What evidence will be admissible in Court is often a central issue in prosecuting or defending motor vehicle accident cases. Lay persons, who are often those who end up on our juries, have a tendency to think that issuance of a traffic citation to one party or the conviction of a misdemeanor traffic offense, is evidence of liability. Additionally, jurors tend to give more weight to the investigating officer’s conclusions when determining liability. This article will provide a brief overview on Nevada’s laws regarding the admissibility of traffic accident reports, traffic citations, the investigating officer’s conclusions contained in those reports, and convictions for misdemeanor traffic offenses.
Traffic Citations are Generally Inadmissible. An Investigating Officer’s Testimony Regarding Fault is Generally Inadmissible when based on Hearsay.
It is the function of the trier of fact to decide who and what caused the motor vehicle accident. The case of Frias v. Valle, 101 Nev. 219 (1985) best illustrates the Nevada Court’s hesitation to admit Traffic Accident Reports and Traffic Citations, and places limits on an investigating officer’s testimony regarding liability.
In the Frias case, a taxicab owned and operated by ABC Union Cab rear-ended a small pick-up truck. The trial court admitted the traffic accident report into evidence, which was prepared by the investigating officer. The jury awarded the truck driver damages and ABC Cab appealed.

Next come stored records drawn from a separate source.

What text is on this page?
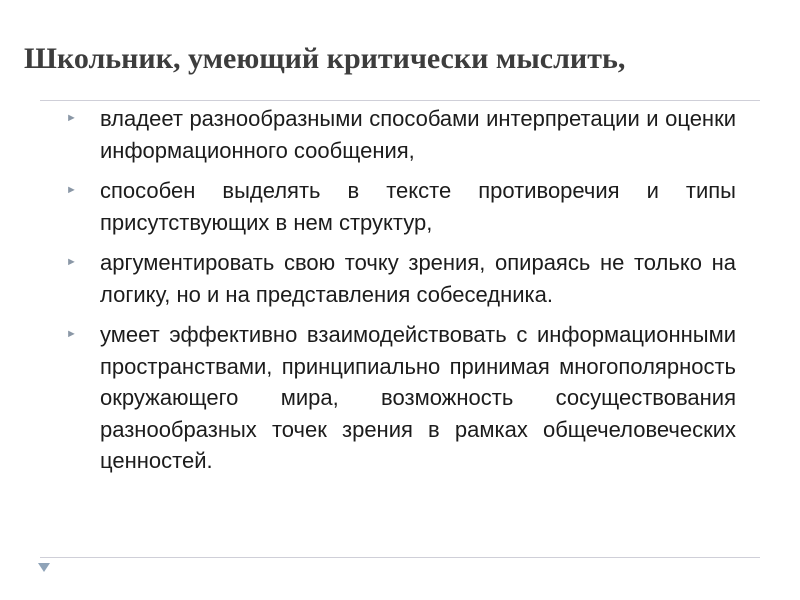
Школьник, умеющий критически мыслить,
►	владеет разнообразными способами интерпретации и оценки информационного сообщения,
►	способен выделять в тексте противоречия и типы присутствующих в нем структур,
►	аргументировать свою точку зрения, опираясь не только на логику, но и на представления собеседника.
►	умеет эффективно взаимодействовать с информационными пространствами, принципиально принимая многополярность окружающего мира, возможность сосуществования разнообразных точек зрения в рамках общечеловеческих ценностей.
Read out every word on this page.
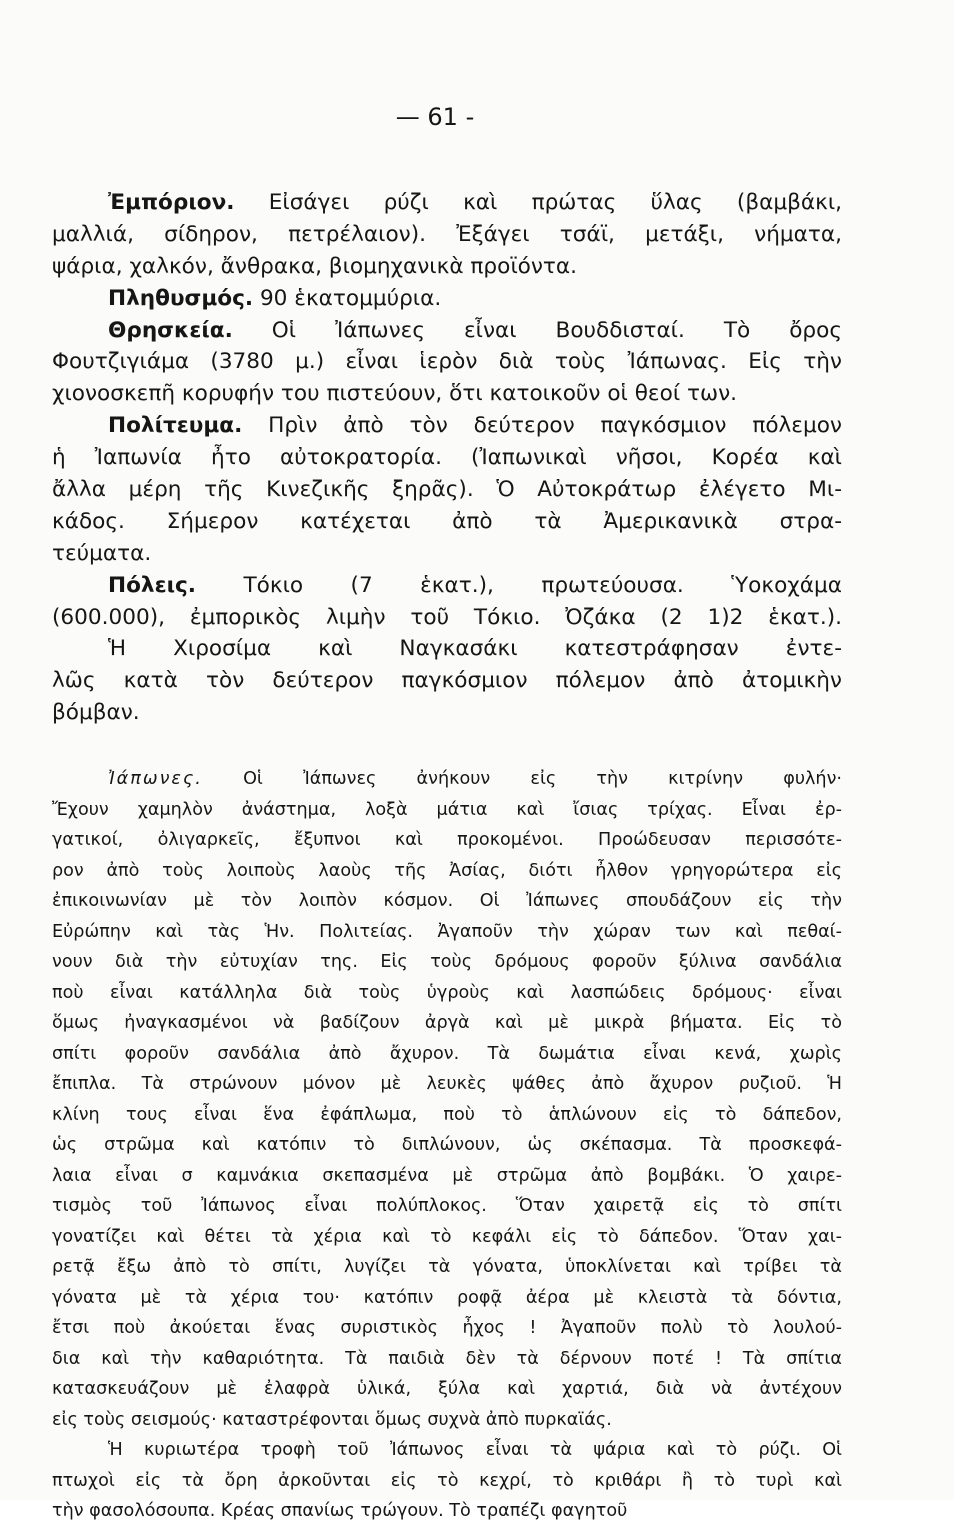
— 61 -
Ἐμπόριον. Εἰσάγει ρύζι καὶ πρώτας ὕλας (βαμβάκι,
μαλλιά, σίδηρον, πετρέλαιον). Ἐξάγει τσάϊ, μετάξι, νήματα,
ψάρια, χαλκόν, ἄνθρακα, βιομηχανικὰ προϊόντα.
Πληθυσμός. 90 ἑκατομμύρια.
Θρησκεία. Οἱ Ἰάπωνες εἶναι Βουδδισταί. Τὸ ὄρος
Φουτζιγιάμα (3780 μ.) εἶναι ἱερὸν διὰ τοὺς Ἰάπωνας. Εἰς τὴν
χιονοσκεπῆ κορυφήν του πιστεύουν, ὅτι κατοικοῦν οἱ θεοί των.
Πολίτευμα. Πρὶν ἀπὸ τὸν δεύτερον παγκόσμιον πόλεμον
ἡ Ἰαπωνία ἦτο αὐτοκρατορία. (Ἰαπωνικαὶ νῆσοι, Κορέα καὶ
ἄλλα μέρη τῆς Κινεζικῆς ξηρᾶς). Ὁ Αὐτοκράτωρ ἐλέγετο Μι-
κάδος. Σήμερον κατέχεται ἀπὸ τὰ Ἀμερικανικὰ στρα-
τεύματα.
Πόλεις. Τόκιο (7 ἑκατ.), πρωτεύουσα. Ὑοκοχάμα
(600.000), ἐμπορικὸς λιμὴν τοῦ Τόκιο. Ὀζάκα (2 1)2 ἑκατ.).
Ἡ Χιροσίμα καὶ Ναγκασάκι κατεστράφησαν ἐντε-
λῶς κατὰ τὸν δεύτερον παγκόσμιον πόλεμον ἀπὸ ἀτομικὴν
βόμβαν.
Ἰάπωνες. Οἱ Ἰάπωνες ἀνήκουν εἰς τὴν κιτρίνην φυλήν·
Ἔχουν χαμηλὸν ἀνάστημα, λοξὰ μάτια καὶ ἴσιας τρίχας. Εἶναι ἐρ-
γατικοί, ὀλιγαρκεῖς, ἔξυπνοι καὶ προκομένοι. Προώδευσαν περισσότε-
ρον ἀπὸ τοὺς λοιποὺς λαοὺς τῆς Ἀσίας, διότι ἦλθον γρηγορώτερα εἰς
ἐπικοινωνίαν μὲ τὸν λοιπὸν κόσμον. Οἱ Ἰάπωνες σπουδάζουν εἰς τὴν
Εὐρώπην καὶ τὰς Ἡν. Πολιτείας. Ἀγαποῦν τὴν χώραν των καὶ πεθαί-
νουν διὰ τὴν εὐτυχίαν της. Εἰς τοὺς δρόμους φοροῦν ξύλινα σανδάλια
ποὺ εἶναι κατάλληλα διὰ τοὺς ὑγροὺς καὶ λασπώδεις δρόμους· εἶναι
ὅμως ἠναγκασμένοι νὰ βαδίζουν ἀργὰ καὶ μὲ μικρὰ βήματα. Εἰς τὸ
σπίτι φοροῦν σανδάλια ἀπὸ ἄχυρον. Τὰ δωμάτια εἶναι κενά, χωρὶς
ἔπιπλα. Τὰ στρώνουν μόνον μὲ λευκὲς ψάθες ἀπὸ ἄχυρον ρυζιοῦ. Ἡ
κλίνη τους εἶναι ἕνα ἐφάπλωμα, ποὺ τὸ ἁπλώνουν εἰς τὸ δάπεδον,
ὡς στρῶμα καὶ κατόπιν τὸ διπλώνουν, ὡς σκέπασμα. Τὰ προσκεφά-
λαια εἶναι σ καμνάκια σκεπασμένα μὲ στρῶμα ἀπὸ βομβάκι. Ὁ χαιρε-
τισμὸς τοῦ Ἰάπωνος εἶναι πολύπλοκος. Ὅταν χαιρετᾷ εἰς τὸ σπίτι
γονατίζει καὶ θέτει τὰ χέρια καὶ τὸ κεφάλι εἰς τὸ δάπεδον. Ὅταν χαι-
ρετᾷ ἔξω ἀπὸ τὸ σπίτι, λυγίζει τὰ γόνατα, ὑποκλίνεται καὶ τρίβει τὰ
γόνατα μὲ τὰ χέρια του· κατόπιν ροφᾷ ἀέρα μὲ κλειστὰ τὰ δόντια,
ἔτσι ποὺ ἀκούεται ἕνας συριστικὸς ἦχος ! Ἀγαποῦν πολὺ τὸ λουλού-
δια καὶ τὴν καθαριότητα. Τὰ παιδιὰ δὲν τὰ δέρνουν ποτέ ! Τὰ σπίτια
κατασκευάζουν μὲ ἐλαφρὰ ὑλικά, ξύλα καὶ χαρτιά, διὰ νὰ ἀντέχουν
εἰς τοὺς σεισμούς· καταστρέφονται ὅμως συχνὰ ἀπὸ πυρκαϊάς.
Ἡ κυριωτέρα τροφὴ τοῦ Ἰάπωνος εἶναι τὰ ψάρια καὶ τὸ ρύζι. Οἱ
πτωχοὶ εἰς τὰ ὄρη ἀρκοῦνται εἰς τὸ κεχρί, τὸ κριθάρι ἢ τὸ τυρὶ καὶ
τὴν φασολόσουπα. Κρέας σπανίως τρώγουν. Τὸ τραπέζι φαγητοῦ
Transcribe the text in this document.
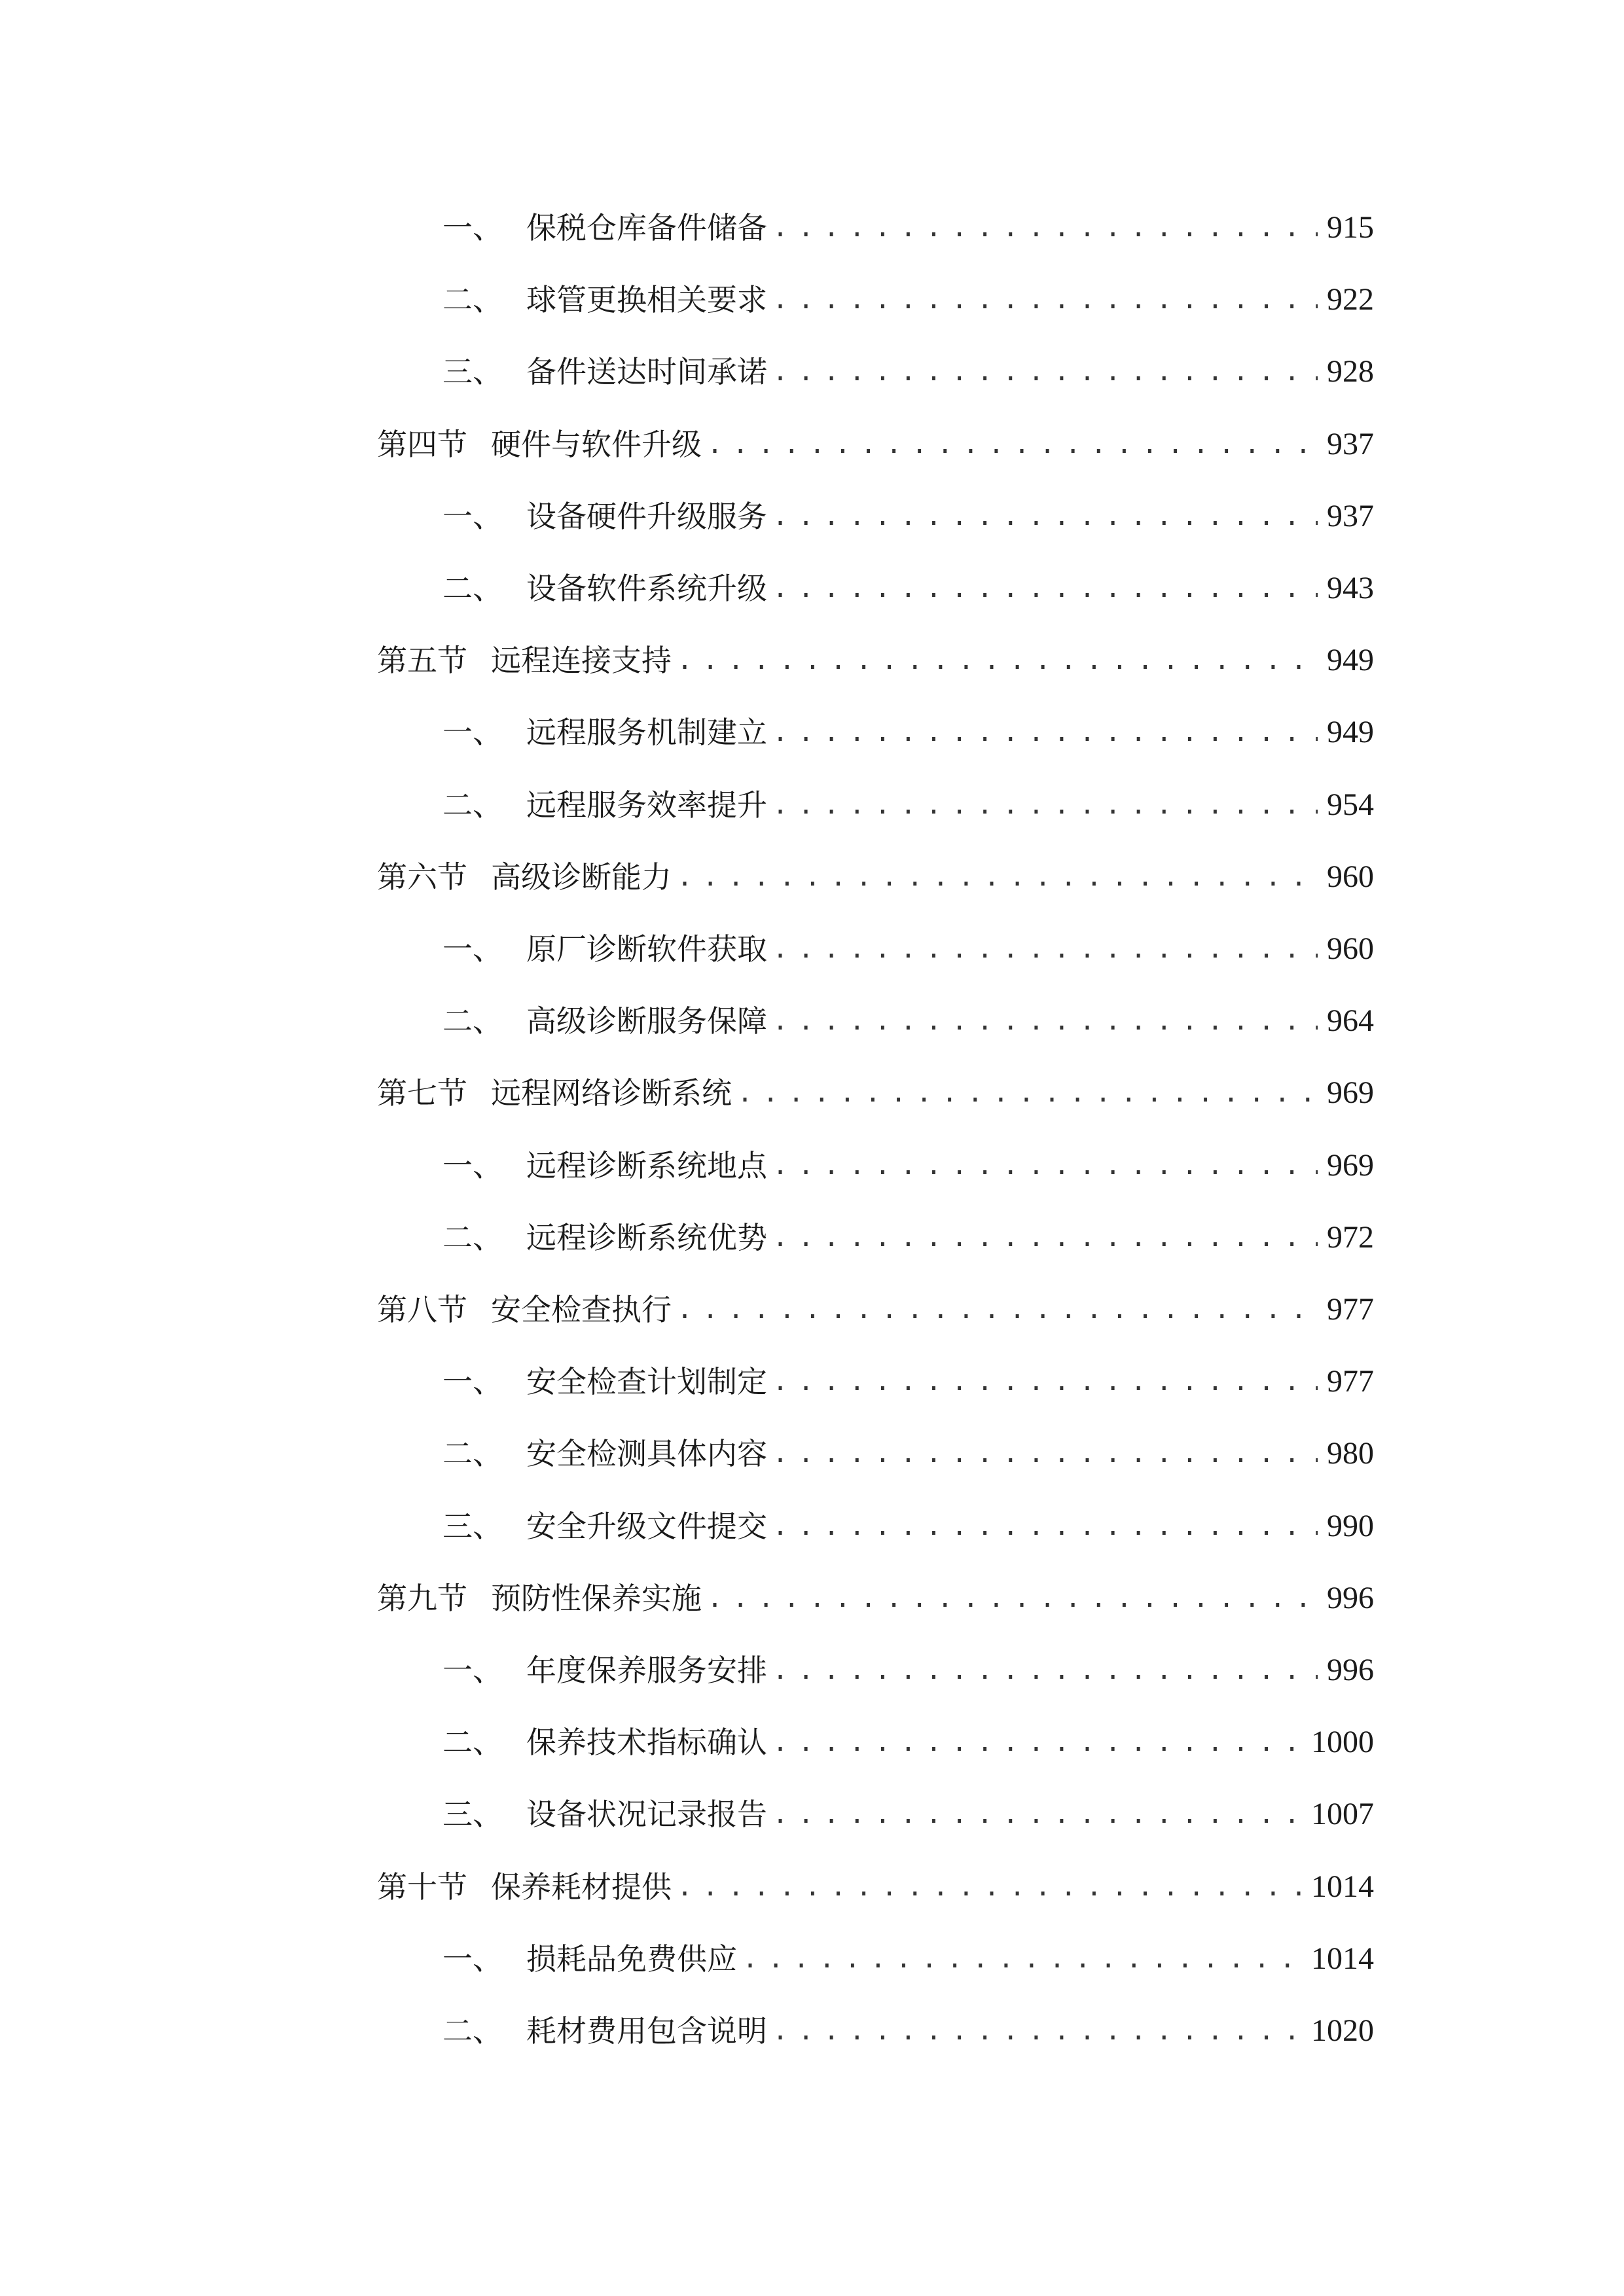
一、 保税仓库备件储备 .....	915
二、 球管更换相关要求 .....	922
三、 备件送达时间承诺 .....	928
第四节 硬件与软件升级 .....	937
一、 设备硬件升级服务 .....	937
二、 设备软件系统升级 .....	943
第五节 远程连接支持 .....	949
一、 远程服务机制建立 .....	949
二、 远程服务效率提升 .....	954
第六节 高级诊断能力 .....	960
一、 原厂诊断软件获取 .....	960
二、 高级诊断服务保障 .....	964
第七节 远程网络诊断系统 .....	969
一、 远程诊断系统地点 .....	969
二、 远程诊断系统优势 .....	972
第八节 安全检查执行 .....	977
一、 安全检查计划制定 .....	977
二、 安全检测具体内容 .....	980
三、 安全升级文件提交 .....	990
第九节 预防性保养实施 .....	996
一、 年度保养服务安排 .....	996
二、 保养技术指标确认 .....	1000
三、 设备状况记录报告 .....	1007
第十节 保养耗材提供 .....	1014
一、 损耗品免费供应 .....	1014
二、 耗材费用包含说明 .....	1020
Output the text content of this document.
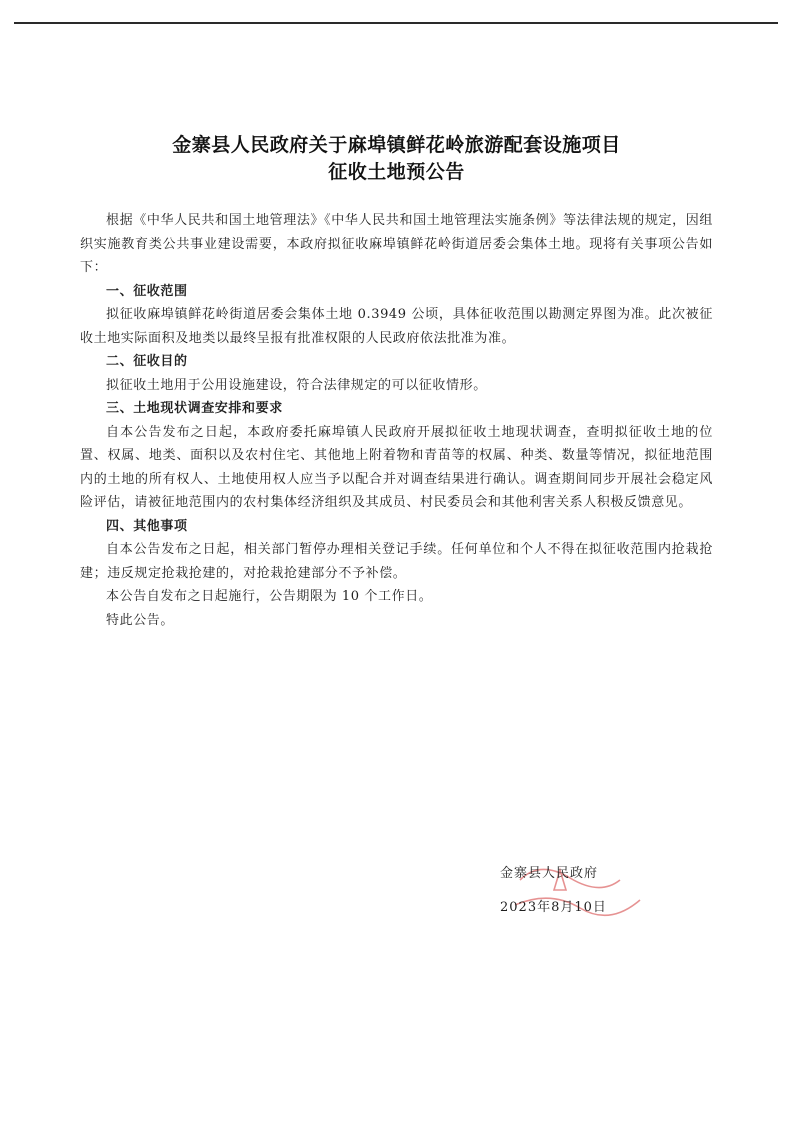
金寨县人民政府关于麻埠镇鲜花岭旅游配套设施项目
征收土地预公告

根据《中华人民共和国土地管理法》《中华人民共和国土地管理法实施条例》等法律法规的规定，因组织实施教育类公共事业建设需要，本政府拟征收麻埠镇鲜花岭街道居委会集体土地。现将有关事项公告如下：

一、征收范围

拟征收麻埠镇鲜花岭街道居委会集体土地 0.3949 公顷，具体征收范围以勘测定界图为准。此次被征收土地实际面积及地类以最终呈报有批准权限的人民政府依法批准为准。

二、征收目的

拟征收土地用于公用设施建设，符合法律规定的可以征收情形。

三、土地现状调查安排和要求

自本公告发布之日起，本政府委托麻埠镇人民政府开展拟征收土地现状调查，查明拟征收土地的位置、权属、地类、面积以及农村住宅、其他地上附着物和青苗等的权属、种类、数量等情况，拟征地范围内的土地的所有权人、土地使用权人应当予以配合并对调查结果进行确认。调查期间同步开展社会稳定风险评估，请被征地范围内的农村集体经济组织及其成员、村民委员会和其他利害关系人积极反馈意见。

四、其他事项

自本公告发布之日起，相关部门暂停办理相关登记手续。任何单位和个人不得在拟征收范围内抢栽抢建；违反规定抢栽抢建的，对抢栽抢建部分不予补偿。

本公告自发布之日起施行，公告期限为 10 个工作日。

特此公告。

金寨县人民政府
2023年8月10日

On appeal, the ABC Cab argued that the trial court erred in admitting the officer’s traffic accident report into evidence. The Nevada Supreme Court ultimately agreed with ABC Cab and ruled that “the conclusions of [the] Officer, based upon statements of third parties and a cursory inspection of the scene, did not qualify him to testify as to who was at fault. “Frias, at 221. Further, the Court went on to rule that “evidence of the traffic citation was also inadmissible.” Id. To be clear, an investigating officer’s statements are still admissible as percipient witness testimony. However, Frias places limits on an officer’s testimony as to who was at fault when the officer’s conclusions are reliant on hearsay statements and not based on first-hand knowledge.
Conviction of a Misdemeanor Traffic Offense is Insufficient to Trigger Imposed Liability under NRS §41.133
The case of Langon v. Matamoros, 121 Nev. 142 (2005) also demonstrates the Nevada Court’s reluctance to admit evidence of traffic citations and convictions of misdemeanor traffic offenses. In this case, Plaintiff Langon sued Defendant Matamoros for personal injuries stemming from a motor vehicle accident. The police issued Matamoros a citation for failure to yield the right of way. Matamoros pleaded no contest, forfeited bail and paid a fine in connection with the citation. Id. at 142. The jury returned a defense verdict in favor of Matamoros and Langon appealed.
On appeal, Langon argued that under NRS 41.133, Matamoros’ no contest plea and forfeiture of bail is conclusive evidence that she is liable for Langon’s alleged injuries. NRS 41.133 states, “If an offender has been convicted of a crime which resulted in the injury to the victim, the judgment of conviction is conclusive evidence of all facts necessary to impose civil liability for the injury.” The Court did not agree with Langon, finding that Langon’s interpretation was not consistent with the legislative intent of NRS §41.133, which was intended to protect victims of violent crimes, and directly conflicted with NRS §41.141, Nevada’s modified comparative negligence statute that insulates a defendant from liability when the plaintiff’s comparative negligence is ruled more than 50%. Id. at 145. In conclusion, the Court held that because NRS §41.133 does not apply to misdemeanor traffic offenses, convictions entered upon traffic citations may not be used to conclusively establish civil liability.
Although NRS 41.133 cannot be used to establish civil liability as a matter of law for misdemeanor traffic convictions, opposing counsel may still comment on the misdemeanor at the time of trial. Defense counsel should therefore file all appropriate pre-trial motions to prevent the inclusion of such evidence as being prejudicial to the defendant.